Really, Veronica ought to have left it at that; ought to have just let Mirabilis go back to sleep. She’d been kept from finishing her reply to Ylgr for far too long, now, and if she wanted the princess to receive it as soon as possible, then she needed to have it written and sent off by the end of the evening. She could figure out what she was going to do with the álfr later.
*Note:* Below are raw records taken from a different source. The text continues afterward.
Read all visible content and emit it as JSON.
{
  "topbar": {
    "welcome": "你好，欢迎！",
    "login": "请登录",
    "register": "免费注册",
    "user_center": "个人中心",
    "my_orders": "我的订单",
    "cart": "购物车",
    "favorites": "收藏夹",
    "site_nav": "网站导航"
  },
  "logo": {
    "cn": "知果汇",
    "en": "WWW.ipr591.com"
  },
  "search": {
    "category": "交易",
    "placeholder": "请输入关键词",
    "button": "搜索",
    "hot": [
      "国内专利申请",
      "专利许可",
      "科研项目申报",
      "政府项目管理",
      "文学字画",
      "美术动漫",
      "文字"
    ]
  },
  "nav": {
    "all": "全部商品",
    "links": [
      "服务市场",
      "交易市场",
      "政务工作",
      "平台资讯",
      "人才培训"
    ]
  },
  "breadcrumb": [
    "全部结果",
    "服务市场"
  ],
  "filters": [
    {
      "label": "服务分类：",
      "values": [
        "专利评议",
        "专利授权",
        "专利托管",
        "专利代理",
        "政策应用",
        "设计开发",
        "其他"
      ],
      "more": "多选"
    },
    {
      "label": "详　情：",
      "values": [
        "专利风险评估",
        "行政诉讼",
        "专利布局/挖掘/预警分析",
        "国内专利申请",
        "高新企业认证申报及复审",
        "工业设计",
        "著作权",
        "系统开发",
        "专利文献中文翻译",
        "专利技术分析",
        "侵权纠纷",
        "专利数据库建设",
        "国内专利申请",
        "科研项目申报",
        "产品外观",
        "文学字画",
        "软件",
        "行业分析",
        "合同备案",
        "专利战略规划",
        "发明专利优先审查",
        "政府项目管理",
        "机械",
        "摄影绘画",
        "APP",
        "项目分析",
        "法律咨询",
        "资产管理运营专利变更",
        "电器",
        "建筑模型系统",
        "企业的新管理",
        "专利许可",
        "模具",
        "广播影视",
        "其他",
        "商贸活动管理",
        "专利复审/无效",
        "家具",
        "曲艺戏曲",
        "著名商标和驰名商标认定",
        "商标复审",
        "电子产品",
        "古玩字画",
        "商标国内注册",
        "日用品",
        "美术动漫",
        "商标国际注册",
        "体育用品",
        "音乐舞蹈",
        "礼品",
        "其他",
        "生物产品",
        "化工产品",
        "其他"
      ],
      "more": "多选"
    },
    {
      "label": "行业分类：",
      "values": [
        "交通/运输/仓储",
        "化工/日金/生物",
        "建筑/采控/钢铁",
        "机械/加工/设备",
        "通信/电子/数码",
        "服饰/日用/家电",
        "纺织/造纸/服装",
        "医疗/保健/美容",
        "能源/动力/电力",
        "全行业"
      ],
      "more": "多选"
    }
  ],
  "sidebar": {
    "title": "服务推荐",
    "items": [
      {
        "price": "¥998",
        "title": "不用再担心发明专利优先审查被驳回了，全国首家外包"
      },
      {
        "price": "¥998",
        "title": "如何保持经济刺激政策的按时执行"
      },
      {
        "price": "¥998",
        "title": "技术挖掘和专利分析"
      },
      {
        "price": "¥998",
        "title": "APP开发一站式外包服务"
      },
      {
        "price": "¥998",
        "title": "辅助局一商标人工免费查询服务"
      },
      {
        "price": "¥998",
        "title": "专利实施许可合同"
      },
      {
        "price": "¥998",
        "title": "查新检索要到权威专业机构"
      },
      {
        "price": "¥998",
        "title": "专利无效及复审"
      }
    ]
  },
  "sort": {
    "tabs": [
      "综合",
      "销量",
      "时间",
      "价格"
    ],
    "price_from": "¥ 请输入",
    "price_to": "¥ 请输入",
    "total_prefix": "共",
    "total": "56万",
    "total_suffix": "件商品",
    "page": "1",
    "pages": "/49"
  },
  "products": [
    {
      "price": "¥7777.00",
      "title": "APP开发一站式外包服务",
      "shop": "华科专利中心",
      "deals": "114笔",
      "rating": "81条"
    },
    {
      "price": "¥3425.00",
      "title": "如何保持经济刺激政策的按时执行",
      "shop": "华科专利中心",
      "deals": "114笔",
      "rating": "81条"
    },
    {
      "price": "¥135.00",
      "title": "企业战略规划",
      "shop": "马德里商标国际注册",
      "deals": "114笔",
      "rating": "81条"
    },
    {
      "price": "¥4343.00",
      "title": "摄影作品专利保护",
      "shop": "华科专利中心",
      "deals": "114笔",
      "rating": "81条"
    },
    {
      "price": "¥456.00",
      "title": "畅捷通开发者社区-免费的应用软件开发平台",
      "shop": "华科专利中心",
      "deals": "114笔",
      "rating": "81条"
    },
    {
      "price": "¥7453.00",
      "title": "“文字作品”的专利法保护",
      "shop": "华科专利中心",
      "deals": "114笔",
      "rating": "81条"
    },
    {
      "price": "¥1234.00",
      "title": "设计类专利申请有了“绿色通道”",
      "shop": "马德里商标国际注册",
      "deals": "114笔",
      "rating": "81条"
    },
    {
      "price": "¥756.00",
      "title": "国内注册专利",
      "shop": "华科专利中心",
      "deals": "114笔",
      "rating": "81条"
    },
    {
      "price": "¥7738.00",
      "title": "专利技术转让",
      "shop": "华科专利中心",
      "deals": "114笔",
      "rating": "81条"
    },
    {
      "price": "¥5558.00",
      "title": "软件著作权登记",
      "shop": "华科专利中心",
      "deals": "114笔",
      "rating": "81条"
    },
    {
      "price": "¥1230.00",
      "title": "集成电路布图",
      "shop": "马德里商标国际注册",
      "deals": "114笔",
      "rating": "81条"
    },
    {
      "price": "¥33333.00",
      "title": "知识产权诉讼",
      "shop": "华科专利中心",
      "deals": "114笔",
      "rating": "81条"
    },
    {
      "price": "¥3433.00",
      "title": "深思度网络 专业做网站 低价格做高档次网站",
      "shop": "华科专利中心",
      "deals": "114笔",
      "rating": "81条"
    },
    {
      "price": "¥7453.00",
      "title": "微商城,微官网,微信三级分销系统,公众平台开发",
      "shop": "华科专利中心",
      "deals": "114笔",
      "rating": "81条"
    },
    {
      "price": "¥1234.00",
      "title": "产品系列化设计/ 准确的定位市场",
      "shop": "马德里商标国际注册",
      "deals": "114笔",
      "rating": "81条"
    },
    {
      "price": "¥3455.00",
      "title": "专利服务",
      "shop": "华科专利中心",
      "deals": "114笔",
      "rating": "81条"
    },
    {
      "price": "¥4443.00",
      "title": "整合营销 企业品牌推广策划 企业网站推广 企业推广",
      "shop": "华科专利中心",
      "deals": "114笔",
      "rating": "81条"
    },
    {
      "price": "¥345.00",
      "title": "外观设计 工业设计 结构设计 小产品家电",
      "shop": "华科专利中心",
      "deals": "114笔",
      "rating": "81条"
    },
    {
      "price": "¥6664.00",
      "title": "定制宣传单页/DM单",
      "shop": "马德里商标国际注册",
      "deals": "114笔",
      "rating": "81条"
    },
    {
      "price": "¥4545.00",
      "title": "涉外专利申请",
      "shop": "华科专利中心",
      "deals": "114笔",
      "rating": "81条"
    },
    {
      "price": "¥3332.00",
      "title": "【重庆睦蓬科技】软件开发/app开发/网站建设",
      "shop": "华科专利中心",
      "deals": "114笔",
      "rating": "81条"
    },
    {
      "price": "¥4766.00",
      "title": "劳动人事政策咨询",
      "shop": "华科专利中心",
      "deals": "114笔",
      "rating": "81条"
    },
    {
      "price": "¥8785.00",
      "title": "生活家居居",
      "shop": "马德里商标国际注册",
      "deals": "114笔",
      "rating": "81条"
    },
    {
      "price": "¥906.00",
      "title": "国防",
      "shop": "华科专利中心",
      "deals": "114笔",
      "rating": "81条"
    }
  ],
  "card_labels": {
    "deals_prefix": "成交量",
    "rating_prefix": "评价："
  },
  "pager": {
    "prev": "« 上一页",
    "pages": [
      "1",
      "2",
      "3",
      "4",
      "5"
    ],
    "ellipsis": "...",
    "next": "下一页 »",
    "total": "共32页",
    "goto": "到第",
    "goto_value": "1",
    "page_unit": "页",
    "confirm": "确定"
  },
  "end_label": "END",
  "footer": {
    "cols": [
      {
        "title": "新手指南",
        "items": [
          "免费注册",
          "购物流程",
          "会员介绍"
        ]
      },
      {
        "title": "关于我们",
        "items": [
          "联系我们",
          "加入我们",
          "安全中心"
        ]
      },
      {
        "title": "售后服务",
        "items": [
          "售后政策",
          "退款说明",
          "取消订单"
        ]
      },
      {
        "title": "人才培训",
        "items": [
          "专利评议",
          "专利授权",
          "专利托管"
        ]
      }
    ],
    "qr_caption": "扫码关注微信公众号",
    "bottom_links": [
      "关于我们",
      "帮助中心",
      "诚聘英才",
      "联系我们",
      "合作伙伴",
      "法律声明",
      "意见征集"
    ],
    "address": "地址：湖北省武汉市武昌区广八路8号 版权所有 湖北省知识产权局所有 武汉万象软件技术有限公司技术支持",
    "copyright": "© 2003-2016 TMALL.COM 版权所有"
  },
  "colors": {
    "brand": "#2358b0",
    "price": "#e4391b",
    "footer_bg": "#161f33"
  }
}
But her curiosity was keeping her rooted in place. A ljósálfr had arrived in Embla, crossing what should have been impossible boundaries, and had been completely cut off from their home. If the answers had been in her dream, she could no longer remember them – and judging by Mirabilis’s confusion, it probably wouldn’t do them much good even if she could recall one or two small details.

Had something happened to Ljósálfheimr? Was Zenith in danger? Did she need Flora to send a message to her sister in Askr, and have her warn the Order of Heroes?

Again and again, she turned the countless questions over in her head; tried to consider the implications of everything she knew, and what her responsibilities were as Embla’s ruler, and how Bruno might have acted in her stead.

And between it all, a much more selfish thought arose.

She’d thought of the way the ljósálfar, in their proper state, could weave perfect dreams from nothing. She’d thought of the way they could thread those dreams through the minds of many different mortals at once, bringing people near and far into a single, shared reality.

She’d thought of Ylgr’s letter, still unfolded on her desk, and of her own half-finished response, laid out right beside it.

“Mirabilis,” she began, leaning forward. “If we want to find out what’s going on… then why don’t you try making a dream for me?”

The álfr, on the brink of nodding off again, peered up at her from the pillows with a quizzical look in her eyes.